While the debt limit negotiations continue, the White House has issued a formal warning that it may veto the Fiscal Year 2012 financial services and general government appropriations that the House passed last month. According to the statement, “The funding level provided by the bill would limit OPM’s ability to implement and administer new statutory responsibilities.” The Senate has not passed its version of this appropriations bill yet.
Companies have won marketing approval so far this year for 20 innovative medicines that work differently or better than existing drugs, or tackle ailments lacking good treatments, according to the Food and Drug Administration. “New molecular entities,” the FDA calls them. There were just 21 such approvals all last year.
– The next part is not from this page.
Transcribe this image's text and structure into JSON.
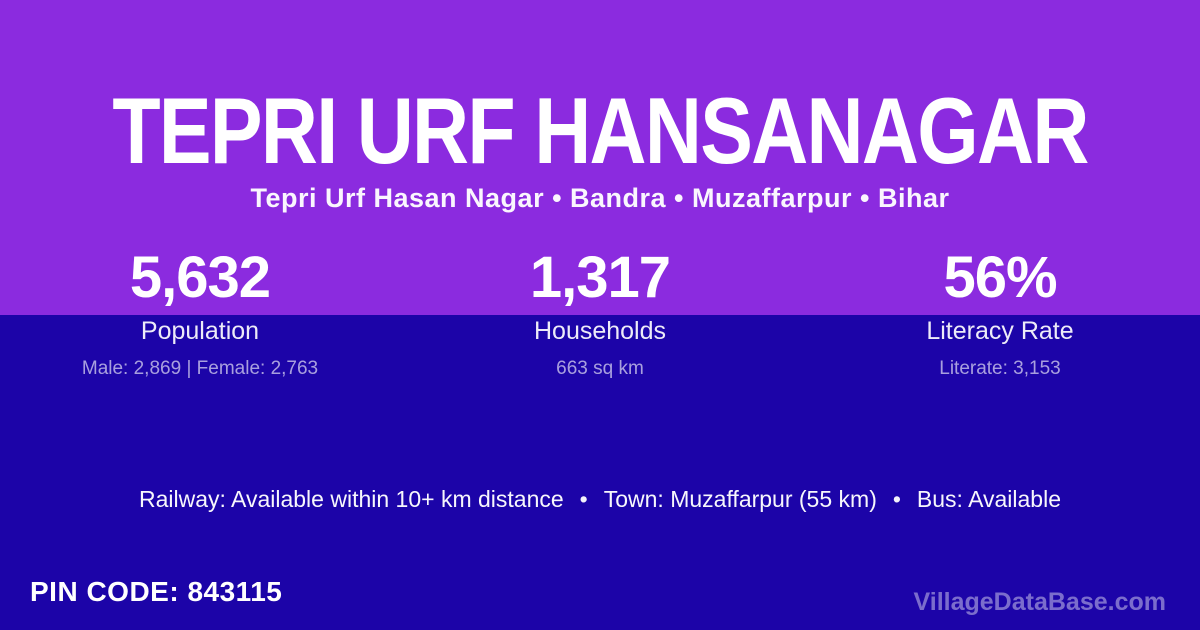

Recently approved are the first therapy shown to extend life for people with advanced melanoma, the deadly skin cancer; the first new treatment for lupus in over 50 years; and two drugs for hepatitis C that are far more effective than current care.
That’s good news that should help the pharmaceutical manufacturers recoup revenue that will be lost when many blockbuster drugs like Lipitor go generic later this year and next year. The country needs productive research efforts like this.
Healthleaders Media reports about a Senate Homeland Security and Governmental Affairs subcommittee hearing on Tuesday at which the Centers for Medicare and Medicaid Services were “battered” about the ineffectiveness of Medicare anti-fraud measures.
A cornerstone of the nearly two-hour hearing included the release of a particularly negative report from the U.S. Government Accountability Office, which said CMS had allowed only 42 of 639 analysts to undergo training to use a database that was tailored to identify fraud and questionable claims worth $21 billion over 10 years.
Additionally, CMS has not incorporated any data from Medicaid claims, a major potential source of healthcare fraud and abuse, into the system, GAO charges.